Two Drugs Promising for Juvenile Idiopathic Arthritis Treatment
(HealthDay News) – Two drugs show promise in the treatment of active systemic juvenile idiopathic arthritis (JIA), according to two studies published in the Dec. 20 issue of the New England Journal of Medicine.
In the first study, Fabrizio De Benedetti, MD, PhD, from IRCCS Ospedale Pediatrico Bambino Gesù in Rome, and colleagues randomly assigned 112 children with active systemic JIA resistant to nonsteroidal anti-inflammatory drugs to placebo or tocilizumab every two weeks for 12 weeks. The researchers found that tocilizumab was more effective than placebo, reducing fever and improving disease (85% vs. 24%). Adverse effects such as infection, neutropenia, and increased aminotransferase levels were common, and more occurred in the tocilizumab group.
In the second study, Nicolino Ruperto, MD, MPH, from the Università di Genova in Italy, and colleagues randomly assigned children with active systemic JIA to placebo or canakinumab as part of two trials. In the first trial, 84 children were assigned to a single dose of placebo or canakinumab. In the second trial (open-label), 177 children were assigned to canakinumab, and the 100 children who responded were randomly assigned to continue canakinumab or receive placebo. The researchers found that, in the first trial, more patients responded to canakinumab (84% vs. 10%), and in the second trial, the risk of flare was lower in the group that continued to receive canakinumab (hazard ratio, 0.36).

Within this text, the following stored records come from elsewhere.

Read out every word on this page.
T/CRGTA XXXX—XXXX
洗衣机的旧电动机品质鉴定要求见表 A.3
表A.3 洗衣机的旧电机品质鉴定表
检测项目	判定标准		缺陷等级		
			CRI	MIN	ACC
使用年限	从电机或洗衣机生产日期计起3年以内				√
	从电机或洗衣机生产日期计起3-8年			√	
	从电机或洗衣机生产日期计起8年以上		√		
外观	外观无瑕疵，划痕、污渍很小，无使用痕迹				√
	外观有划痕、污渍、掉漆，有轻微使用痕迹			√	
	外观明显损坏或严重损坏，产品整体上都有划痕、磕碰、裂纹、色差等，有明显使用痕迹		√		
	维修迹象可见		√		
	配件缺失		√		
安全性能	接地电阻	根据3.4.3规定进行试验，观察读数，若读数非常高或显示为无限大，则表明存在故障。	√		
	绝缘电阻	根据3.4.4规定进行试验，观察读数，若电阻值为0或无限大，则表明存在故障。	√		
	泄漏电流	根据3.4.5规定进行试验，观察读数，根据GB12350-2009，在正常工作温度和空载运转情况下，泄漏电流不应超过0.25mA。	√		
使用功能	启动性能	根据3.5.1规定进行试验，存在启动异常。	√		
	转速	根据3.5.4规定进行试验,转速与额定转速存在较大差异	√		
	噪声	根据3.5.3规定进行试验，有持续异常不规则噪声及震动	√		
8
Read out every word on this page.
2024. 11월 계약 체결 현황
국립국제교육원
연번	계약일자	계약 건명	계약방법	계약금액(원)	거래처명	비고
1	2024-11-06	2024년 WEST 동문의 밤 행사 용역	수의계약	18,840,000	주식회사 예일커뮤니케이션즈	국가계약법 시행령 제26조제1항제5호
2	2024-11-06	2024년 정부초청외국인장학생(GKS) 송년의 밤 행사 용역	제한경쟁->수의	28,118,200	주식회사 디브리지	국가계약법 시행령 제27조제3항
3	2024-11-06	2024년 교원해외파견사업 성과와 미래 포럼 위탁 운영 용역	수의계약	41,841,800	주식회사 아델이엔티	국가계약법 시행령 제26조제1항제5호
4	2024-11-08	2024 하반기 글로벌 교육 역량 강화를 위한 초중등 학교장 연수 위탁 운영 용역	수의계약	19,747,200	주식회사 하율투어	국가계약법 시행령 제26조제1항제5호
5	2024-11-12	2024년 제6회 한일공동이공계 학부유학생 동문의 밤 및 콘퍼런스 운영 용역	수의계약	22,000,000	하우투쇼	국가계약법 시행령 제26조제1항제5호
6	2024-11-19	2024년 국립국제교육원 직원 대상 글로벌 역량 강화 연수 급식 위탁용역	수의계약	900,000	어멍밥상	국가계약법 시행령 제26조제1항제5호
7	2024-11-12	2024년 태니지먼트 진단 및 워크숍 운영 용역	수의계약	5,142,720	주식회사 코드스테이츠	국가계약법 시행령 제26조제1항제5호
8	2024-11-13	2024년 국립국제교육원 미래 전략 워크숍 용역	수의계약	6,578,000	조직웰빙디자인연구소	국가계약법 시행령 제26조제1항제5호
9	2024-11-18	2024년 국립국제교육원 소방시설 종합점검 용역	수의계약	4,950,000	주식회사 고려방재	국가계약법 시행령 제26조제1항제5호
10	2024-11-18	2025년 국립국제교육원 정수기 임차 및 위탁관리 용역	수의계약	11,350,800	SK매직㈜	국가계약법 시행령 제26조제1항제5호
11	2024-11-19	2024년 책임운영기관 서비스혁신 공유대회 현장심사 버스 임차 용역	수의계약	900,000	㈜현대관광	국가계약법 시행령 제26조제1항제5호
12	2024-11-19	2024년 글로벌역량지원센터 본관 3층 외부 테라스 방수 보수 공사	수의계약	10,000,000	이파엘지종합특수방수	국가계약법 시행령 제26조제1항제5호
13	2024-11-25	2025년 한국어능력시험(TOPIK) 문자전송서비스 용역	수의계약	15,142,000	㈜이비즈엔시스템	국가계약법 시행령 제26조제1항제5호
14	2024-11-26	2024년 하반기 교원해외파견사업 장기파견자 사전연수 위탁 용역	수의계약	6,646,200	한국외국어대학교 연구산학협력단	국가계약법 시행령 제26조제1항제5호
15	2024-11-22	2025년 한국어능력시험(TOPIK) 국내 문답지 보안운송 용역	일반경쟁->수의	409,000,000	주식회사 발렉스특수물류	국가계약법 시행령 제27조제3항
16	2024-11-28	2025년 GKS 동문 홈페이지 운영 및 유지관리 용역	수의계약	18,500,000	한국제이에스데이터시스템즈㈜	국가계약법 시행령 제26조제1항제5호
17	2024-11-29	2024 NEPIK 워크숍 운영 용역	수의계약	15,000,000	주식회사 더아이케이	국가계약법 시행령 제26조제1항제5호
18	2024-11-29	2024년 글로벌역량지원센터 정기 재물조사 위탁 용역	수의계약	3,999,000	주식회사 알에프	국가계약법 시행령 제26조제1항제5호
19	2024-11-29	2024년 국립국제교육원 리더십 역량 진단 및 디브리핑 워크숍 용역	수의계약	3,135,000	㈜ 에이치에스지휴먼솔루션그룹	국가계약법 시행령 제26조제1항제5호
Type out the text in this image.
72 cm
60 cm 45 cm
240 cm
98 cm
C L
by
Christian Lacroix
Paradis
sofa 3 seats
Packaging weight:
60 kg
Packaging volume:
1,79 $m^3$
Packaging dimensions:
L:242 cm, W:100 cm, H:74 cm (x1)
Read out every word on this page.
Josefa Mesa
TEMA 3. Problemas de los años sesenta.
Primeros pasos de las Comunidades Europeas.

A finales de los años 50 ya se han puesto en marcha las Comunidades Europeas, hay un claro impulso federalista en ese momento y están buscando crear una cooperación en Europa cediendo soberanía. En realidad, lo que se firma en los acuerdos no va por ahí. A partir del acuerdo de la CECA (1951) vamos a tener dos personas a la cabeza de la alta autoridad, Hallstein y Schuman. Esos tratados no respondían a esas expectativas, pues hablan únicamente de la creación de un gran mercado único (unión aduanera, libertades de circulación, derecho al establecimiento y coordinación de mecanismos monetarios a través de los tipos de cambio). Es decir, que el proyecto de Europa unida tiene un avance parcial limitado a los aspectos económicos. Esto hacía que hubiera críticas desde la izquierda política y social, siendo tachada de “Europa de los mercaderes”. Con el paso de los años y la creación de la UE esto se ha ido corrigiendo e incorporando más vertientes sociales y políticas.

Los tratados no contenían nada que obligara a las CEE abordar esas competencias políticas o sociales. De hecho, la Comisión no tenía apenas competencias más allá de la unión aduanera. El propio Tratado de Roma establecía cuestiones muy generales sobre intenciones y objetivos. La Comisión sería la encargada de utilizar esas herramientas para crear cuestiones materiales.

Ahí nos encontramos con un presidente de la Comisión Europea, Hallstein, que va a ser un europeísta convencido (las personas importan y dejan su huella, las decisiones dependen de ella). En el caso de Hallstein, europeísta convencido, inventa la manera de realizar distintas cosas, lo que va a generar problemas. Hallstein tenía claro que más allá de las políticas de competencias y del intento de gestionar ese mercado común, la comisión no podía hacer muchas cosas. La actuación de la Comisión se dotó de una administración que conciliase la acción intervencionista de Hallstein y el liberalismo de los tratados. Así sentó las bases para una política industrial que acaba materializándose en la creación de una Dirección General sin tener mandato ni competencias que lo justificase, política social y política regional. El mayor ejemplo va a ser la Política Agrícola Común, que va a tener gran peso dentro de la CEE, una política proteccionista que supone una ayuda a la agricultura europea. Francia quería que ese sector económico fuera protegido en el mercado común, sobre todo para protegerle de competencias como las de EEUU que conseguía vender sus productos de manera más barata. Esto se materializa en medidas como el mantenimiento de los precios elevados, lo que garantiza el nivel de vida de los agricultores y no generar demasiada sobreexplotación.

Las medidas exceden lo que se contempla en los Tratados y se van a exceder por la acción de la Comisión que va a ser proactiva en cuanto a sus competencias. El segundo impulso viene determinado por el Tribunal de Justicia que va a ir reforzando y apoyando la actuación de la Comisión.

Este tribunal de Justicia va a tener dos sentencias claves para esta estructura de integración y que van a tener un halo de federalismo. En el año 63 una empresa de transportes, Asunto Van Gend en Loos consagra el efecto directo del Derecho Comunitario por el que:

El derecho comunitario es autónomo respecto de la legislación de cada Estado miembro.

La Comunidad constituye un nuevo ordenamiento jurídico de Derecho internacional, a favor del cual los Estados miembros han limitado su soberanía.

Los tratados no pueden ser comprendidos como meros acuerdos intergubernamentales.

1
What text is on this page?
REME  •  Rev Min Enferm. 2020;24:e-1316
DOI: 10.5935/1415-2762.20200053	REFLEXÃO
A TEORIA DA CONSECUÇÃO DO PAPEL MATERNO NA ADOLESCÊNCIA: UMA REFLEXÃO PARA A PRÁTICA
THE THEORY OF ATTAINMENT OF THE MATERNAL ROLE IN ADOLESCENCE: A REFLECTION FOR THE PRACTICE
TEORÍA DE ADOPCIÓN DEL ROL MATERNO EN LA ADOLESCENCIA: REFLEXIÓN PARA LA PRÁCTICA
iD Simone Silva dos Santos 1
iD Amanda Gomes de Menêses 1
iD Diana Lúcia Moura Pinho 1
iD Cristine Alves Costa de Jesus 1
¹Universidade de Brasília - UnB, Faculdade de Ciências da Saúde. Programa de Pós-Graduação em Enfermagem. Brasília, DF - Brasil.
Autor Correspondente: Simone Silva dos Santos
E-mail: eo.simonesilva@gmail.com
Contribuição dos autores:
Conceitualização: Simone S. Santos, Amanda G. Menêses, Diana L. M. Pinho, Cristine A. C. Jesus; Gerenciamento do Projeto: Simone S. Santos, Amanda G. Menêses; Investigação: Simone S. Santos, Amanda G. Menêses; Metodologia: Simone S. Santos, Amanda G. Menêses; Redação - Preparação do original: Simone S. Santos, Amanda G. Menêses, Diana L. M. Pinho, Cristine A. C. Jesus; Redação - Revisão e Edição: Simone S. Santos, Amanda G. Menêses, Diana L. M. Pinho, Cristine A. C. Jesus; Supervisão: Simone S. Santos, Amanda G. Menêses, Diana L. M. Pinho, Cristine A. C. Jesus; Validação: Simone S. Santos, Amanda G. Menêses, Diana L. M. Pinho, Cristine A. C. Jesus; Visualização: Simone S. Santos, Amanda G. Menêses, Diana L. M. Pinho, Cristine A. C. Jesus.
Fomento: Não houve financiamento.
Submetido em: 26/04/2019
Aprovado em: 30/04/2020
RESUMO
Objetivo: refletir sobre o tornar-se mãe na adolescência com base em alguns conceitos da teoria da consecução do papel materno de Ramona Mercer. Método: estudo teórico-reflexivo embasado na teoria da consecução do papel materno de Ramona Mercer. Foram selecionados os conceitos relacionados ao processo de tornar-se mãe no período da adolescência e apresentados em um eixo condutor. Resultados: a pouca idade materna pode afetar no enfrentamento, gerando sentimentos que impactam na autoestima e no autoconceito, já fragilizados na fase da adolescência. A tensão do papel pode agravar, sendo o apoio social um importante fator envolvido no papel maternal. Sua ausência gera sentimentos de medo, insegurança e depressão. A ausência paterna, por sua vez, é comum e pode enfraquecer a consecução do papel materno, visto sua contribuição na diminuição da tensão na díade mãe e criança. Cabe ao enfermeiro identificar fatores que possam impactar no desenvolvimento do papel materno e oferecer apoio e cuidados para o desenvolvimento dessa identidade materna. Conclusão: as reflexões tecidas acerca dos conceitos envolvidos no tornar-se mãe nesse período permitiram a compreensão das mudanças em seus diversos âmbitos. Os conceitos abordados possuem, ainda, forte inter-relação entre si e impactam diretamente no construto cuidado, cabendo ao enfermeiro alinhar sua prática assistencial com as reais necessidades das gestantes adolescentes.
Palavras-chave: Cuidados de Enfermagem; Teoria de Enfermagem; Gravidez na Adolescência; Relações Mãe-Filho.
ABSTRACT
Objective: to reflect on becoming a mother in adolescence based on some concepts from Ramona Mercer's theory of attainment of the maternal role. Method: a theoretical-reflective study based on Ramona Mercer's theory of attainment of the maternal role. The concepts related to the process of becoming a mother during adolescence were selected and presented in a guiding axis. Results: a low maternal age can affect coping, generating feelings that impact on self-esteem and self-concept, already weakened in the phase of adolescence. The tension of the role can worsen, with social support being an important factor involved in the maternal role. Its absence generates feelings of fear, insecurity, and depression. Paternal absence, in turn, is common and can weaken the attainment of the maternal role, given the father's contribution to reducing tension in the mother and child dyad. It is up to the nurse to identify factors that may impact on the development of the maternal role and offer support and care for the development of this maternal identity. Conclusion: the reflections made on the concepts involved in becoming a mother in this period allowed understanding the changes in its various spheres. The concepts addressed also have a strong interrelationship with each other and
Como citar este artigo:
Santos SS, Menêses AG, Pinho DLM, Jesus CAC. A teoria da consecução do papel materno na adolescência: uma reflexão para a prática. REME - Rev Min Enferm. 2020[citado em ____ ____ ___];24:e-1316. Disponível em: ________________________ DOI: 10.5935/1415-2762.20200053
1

"There is no doubt that the agents tested in these trials signal a new era in the treatment of systemic JIA and will shed light on the mechanisms driving this enigmatic disorder," write the authors of an accompanying editorial.
The De Benedetti study was funded by Hoffmann-La Roche and the Ruperto study was funded by Novartis; several authors from both studies and the editorial disclosed financial ties to these and/or other pharmaceutical companies.